A 16 year old angrily proclaimed, “my Dad’s a terrible father. He screams at all of us kids, and punches my mother”. When I asked him what he was on juvenile probation for, he said it was for beating down a kid at school who had pissed him off. I looked at him, raised an eyebrow with an expression of, “awww, isn’t that cute? Like father like son”. He hadn’t even considered the connection before. I saw him working downtown about four years later, and he pulled me aside to tell me he and his wife were expecting their first child. He continued, “I’ve still got a temper, but I’m working on it all the time. No way my kid is gonna see the same crap I did. Man, this is the hardest I’ve ever worked in my life”. As I was shaking paws goodbye, I congratulated him while reminding him that the work is never over. This also translates into our successes are also never over.
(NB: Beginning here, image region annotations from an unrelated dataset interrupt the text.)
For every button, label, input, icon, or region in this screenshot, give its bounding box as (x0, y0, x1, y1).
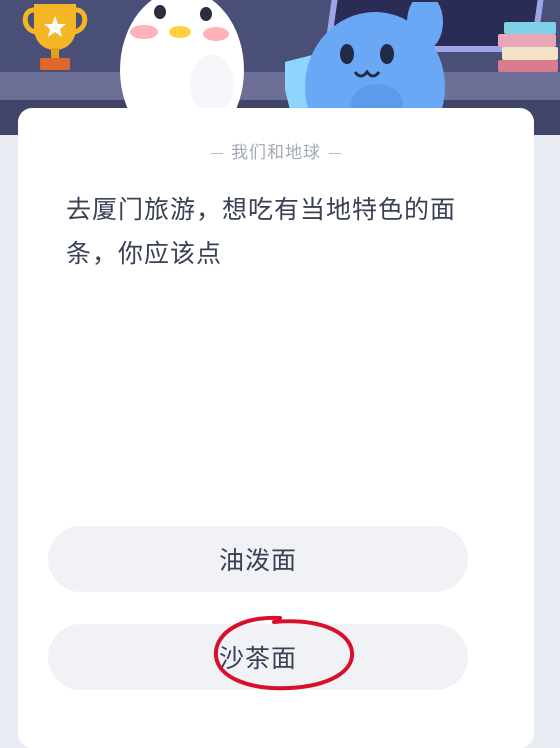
quiz-category: 我们和地球 (18, 138, 534, 163)
books-icon (498, 22, 558, 72)
divider-right (329, 152, 341, 154)
answer-option-label: 沙茶面 (218, 644, 297, 673)
divider-left (211, 152, 223, 154)
answer-option-label: 油泼面 (218, 546, 297, 575)
category-label: 我们和地球 (231, 143, 321, 163)
answer-option-2[interactable]: 沙茶面 (48, 624, 468, 690)
trophy-icon (22, 4, 88, 70)
answer-option-1[interactable]: 油泼面 (48, 526, 468, 592)
banner-shelf (0, 72, 560, 100)
question-text: 去厦门旅游，想吃有当地特色的面条，你应该点 (66, 195, 457, 268)
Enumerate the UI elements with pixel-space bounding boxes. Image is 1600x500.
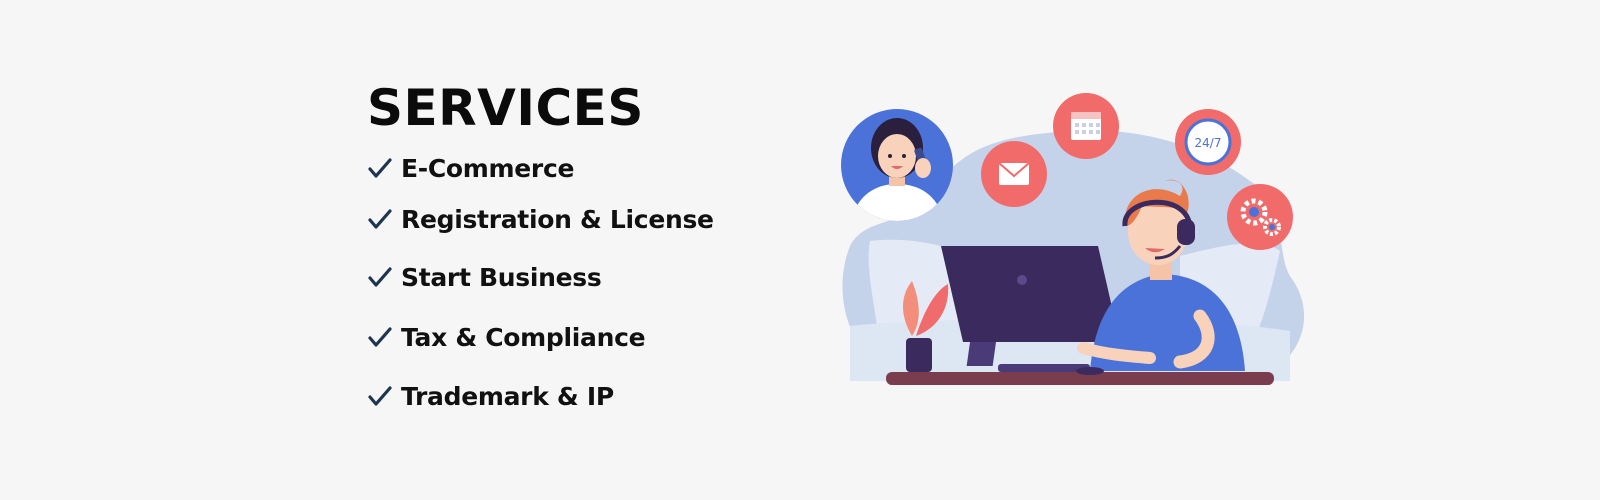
services-title: SERVICES — [367, 79, 644, 137]
check-icon — [368, 267, 392, 287]
service-label: Start Business — [401, 262, 602, 292]
service-item-tax-compliance: Tax & Compliance — [367, 319, 646, 355]
clock-label: 24/7 — [1195, 136, 1222, 150]
calendar-icon — [1053, 93, 1119, 159]
check-icon — [368, 327, 392, 347]
service-item-registration-license: Registration & License — [367, 201, 714, 237]
desk — [886, 372, 1274, 385]
customer-support-illustration: 24/7 — [841, 93, 1305, 385]
mail-icon — [981, 141, 1047, 207]
check-icon — [368, 158, 392, 178]
service-label: E-Commerce — [401, 153, 575, 183]
service-item-start-business: Start Business — [367, 259, 602, 295]
service-item-trademark-ip: Trademark & IP — [367, 378, 614, 414]
services-section: SERVICES E-Commerce Registration & Licen… — [367, 78, 787, 411]
check-icon — [368, 209, 392, 229]
service-label: Tax & Compliance — [401, 322, 646, 352]
service-item-ecommerce: E-Commerce — [367, 150, 574, 186]
check-icon — [368, 386, 392, 406]
service-label: Registration & License — [401, 204, 714, 234]
gears-icon — [1227, 184, 1293, 250]
service-label: Trademark & IP — [401, 381, 614, 411]
clock-24-7-icon: 24/7 — [1175, 109, 1241, 175]
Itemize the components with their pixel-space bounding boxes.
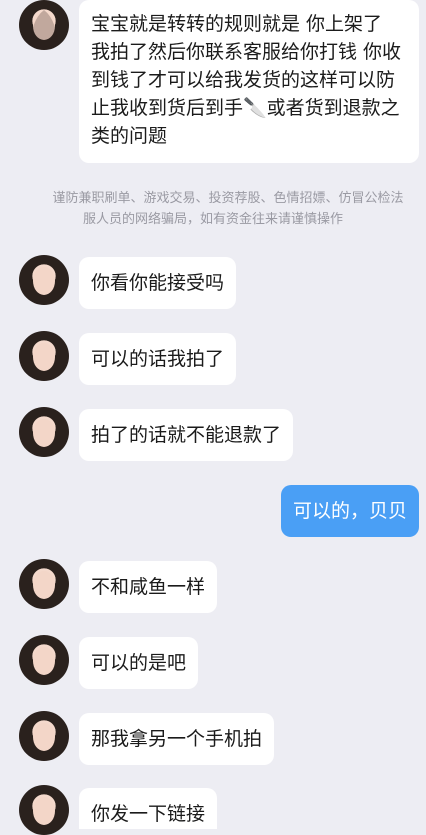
message-bubble-self[interactable]: 可以的，贝贝 bbox=[280, 485, 419, 537]
message-text: 可以的话我拍了 bbox=[91, 348, 225, 370]
message-bubble[interactable]: 拍了的话就不能退款了 bbox=[79, 409, 294, 461]
avatar[interactable] bbox=[19, 0, 69, 50]
message-text: 可以的是吧 bbox=[91, 652, 187, 674]
avatar[interactable] bbox=[19, 785, 69, 835]
notice-line-2: 服人员的网络骗局，如有资金往来请谨慎操作 bbox=[82, 212, 343, 227]
message-bubble[interactable]: 宝宝就是转转的规则就是 你上架了 我拍了然后你联系客服给你打钱 你收到钱了才可以… bbox=[79, 0, 419, 163]
message-bubble[interactable]: 你发一下链接 bbox=[79, 788, 218, 829]
notice-line-1: 谨防兼职刷单、游戏交易、投资荐股、色情招嫖、仿冒公检法 bbox=[52, 191, 404, 206]
message-text: 你发一下链接 bbox=[91, 803, 206, 825]
system-notice: 谨防兼职刷单、游戏交易、投资荐股、色情招嫖、仿冒公检法 服人员的网络骗局，如有资… bbox=[0, 188, 426, 230]
message-text: 宝宝就是转转的规则就是 你上架了 我拍了然后你联系客服给你打钱 你收到钱了才可以… bbox=[91, 13, 402, 147]
message-bubble[interactable]: 你看你能接受吗 bbox=[79, 257, 237, 309]
message-bubble[interactable]: 不和咸鱼一样 bbox=[79, 561, 218, 613]
avatar[interactable] bbox=[19, 559, 69, 609]
avatar[interactable] bbox=[19, 407, 69, 457]
message-text: 可以的，贝贝 bbox=[292, 500, 407, 522]
message-bubble[interactable]: 可以的是吧 bbox=[79, 637, 199, 689]
message-bubble[interactable]: 那我拿另一个手机拍 bbox=[79, 713, 275, 765]
message-text: 不和咸鱼一样 bbox=[91, 576, 206, 598]
message-text: 拍了的话就不能退款了 bbox=[91, 424, 282, 446]
avatar[interactable] bbox=[19, 711, 69, 761]
avatar[interactable] bbox=[19, 635, 69, 685]
avatar[interactable] bbox=[19, 255, 69, 305]
message-text: 那我拿另一个手机拍 bbox=[91, 728, 263, 750]
avatar[interactable] bbox=[19, 331, 69, 381]
message-bubble[interactable]: 可以的话我拍了 bbox=[79, 333, 237, 385]
message-text: 你看你能接受吗 bbox=[91, 272, 225, 294]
Nowadays when I work with my multitude of teens with drug-infested parents, I inform them of our potential genetic danger. Although it’s not guaranteed, we’d be stupid to not be aware of it. Little stoner teens proclaim they’ll never use “dope” (the new term for meth). They are more than surprised when I inform them that not all teens enjoy getting drunk or stoned. That could mean they have an increased sensitivity to altered states. They might get more pleasure from the drug high than other kids due to their weird genetics. If so, and drug tastes “mature” over time, meth may be in the future mix. Certainly too much alcohol is predictable.
So step two seems obvious: never let your guard down. Just because you’re OK at 22 doesn’t mean the genetic monster doesn’t awaken in times of crisis at 31. If you need guidance, seek out a therapist that carries credibility with you. Know what you are going to do instead of letting your genetics decide for you. Cop an attitude about being forced to do something against your will. Genetics is not your master. Dream of greatness: as a parent, as a spouse, as a permanent friend, as a hard worker. Always work towards not merely defeating crappy genetics, but in becoming a significant human being.
In conclusion, the long answer is also no.